The Rise and Fall of Network Centric Warfare is an account of how an ambitious theory of war emerged at the dawn of the 21st Century, and how it fared on the battlefield (principally in Afghanistan and Iraq).
Simultaneously, it is also an account of how revolutionary military concepts emerge, the difficulties that they face when attempts are made to reinterpret them in specific ways and to apply them in haste in active battlefields, and the insights that they yield into how the problematic of future war is addressed. The work consists of two narrative themes that run simultaneously and which are inextricably bound to each other. The first has a three-fold objective: first, to trace the ontogenetic and phylogenetic processes by means of which Network-centric Warfare (NCW) as a “new” theory of war emerged; second, to highlight the critiques and resistance that this theory of war faced in US and global strategic-military and military-bureaucratic circles and the underlying rationale that fuelled such critiques and resistance; third, to examine how this theory of war – construed in a predominantly techno-instrumentalist sense - was applied in active military operations (principally in Afghanistan and Iraq). The second narrative also has a three-fold objective.

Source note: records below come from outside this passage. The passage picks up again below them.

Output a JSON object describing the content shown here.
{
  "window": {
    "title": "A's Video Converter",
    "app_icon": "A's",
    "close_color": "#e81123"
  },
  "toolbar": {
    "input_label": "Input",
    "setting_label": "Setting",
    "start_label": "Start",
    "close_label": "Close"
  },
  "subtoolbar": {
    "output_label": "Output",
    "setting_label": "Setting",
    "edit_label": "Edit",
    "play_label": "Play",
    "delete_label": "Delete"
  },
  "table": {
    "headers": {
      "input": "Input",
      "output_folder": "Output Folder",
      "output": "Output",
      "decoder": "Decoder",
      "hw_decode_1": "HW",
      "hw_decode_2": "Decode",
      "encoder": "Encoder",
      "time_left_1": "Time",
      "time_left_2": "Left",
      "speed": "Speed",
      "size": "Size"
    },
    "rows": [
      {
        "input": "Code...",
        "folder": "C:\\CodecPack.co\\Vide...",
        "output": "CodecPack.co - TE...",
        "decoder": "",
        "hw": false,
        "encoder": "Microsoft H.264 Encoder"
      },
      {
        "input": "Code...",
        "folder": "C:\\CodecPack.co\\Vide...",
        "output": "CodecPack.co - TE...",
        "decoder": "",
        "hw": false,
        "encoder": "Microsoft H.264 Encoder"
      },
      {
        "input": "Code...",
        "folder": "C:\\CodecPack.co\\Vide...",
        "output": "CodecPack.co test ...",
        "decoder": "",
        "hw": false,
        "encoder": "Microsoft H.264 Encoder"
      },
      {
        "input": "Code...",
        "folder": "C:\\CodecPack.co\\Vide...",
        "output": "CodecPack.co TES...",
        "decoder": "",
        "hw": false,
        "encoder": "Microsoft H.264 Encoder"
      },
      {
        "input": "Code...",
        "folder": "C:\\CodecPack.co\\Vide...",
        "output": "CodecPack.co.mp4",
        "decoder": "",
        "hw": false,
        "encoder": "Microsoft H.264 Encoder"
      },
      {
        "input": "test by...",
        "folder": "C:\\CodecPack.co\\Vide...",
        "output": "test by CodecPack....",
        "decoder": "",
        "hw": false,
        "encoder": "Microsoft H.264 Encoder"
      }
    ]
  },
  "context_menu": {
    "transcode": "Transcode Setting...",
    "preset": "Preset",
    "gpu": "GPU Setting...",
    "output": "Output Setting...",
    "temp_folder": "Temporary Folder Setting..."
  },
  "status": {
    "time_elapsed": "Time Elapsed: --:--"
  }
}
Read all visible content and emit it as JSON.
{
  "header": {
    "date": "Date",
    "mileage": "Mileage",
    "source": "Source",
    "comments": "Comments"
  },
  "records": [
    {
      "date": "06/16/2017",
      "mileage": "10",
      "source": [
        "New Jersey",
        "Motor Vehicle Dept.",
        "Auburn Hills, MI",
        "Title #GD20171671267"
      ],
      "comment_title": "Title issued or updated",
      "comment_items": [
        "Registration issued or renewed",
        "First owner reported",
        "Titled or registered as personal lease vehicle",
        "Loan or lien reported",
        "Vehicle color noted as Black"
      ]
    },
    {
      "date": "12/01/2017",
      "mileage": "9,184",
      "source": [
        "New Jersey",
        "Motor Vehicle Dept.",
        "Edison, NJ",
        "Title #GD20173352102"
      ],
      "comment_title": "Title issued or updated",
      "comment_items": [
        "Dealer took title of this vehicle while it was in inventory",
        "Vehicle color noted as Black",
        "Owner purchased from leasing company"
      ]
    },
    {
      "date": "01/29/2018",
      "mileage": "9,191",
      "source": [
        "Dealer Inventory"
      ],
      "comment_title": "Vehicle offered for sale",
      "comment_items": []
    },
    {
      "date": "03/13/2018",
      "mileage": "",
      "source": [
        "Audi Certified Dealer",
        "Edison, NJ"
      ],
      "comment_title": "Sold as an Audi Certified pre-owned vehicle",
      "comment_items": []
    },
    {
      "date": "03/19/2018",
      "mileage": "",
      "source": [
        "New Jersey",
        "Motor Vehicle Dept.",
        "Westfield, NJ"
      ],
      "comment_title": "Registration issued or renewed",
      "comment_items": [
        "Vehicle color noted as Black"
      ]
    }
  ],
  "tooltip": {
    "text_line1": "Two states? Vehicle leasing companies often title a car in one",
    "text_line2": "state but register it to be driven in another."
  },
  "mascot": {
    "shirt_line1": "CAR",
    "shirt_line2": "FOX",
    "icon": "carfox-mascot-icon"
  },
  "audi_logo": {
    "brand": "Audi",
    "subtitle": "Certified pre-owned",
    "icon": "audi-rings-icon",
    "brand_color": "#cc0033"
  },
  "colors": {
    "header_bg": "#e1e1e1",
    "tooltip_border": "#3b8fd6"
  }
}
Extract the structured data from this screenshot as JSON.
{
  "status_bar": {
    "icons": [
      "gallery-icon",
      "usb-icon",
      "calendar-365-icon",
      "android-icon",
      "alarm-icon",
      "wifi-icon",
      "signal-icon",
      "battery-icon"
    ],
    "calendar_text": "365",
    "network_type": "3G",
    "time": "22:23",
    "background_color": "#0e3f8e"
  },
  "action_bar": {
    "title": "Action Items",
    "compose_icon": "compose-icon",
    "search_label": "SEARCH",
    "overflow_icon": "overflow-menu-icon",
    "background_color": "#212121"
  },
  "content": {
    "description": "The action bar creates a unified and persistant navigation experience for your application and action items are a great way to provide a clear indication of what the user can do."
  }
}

First, to examine the impact of information and communication technologies on theorizing war and in the formulation of emergent strategic-military postures; Second, to identify and explicate the performative contradiction that this theory of war inherited from preceding discussions on the Revolution in Military Affairs; third, to posit the concept of NCW (and its subsequent theorization) as a revolutionary military concept that carries with it the potential to not simply impact the conduct of war, but to also influence how the future of war may be imagined.
This book will be of much interest to students of military theory, strategic studies, war and conflict studies, critical security studies, and IR in general.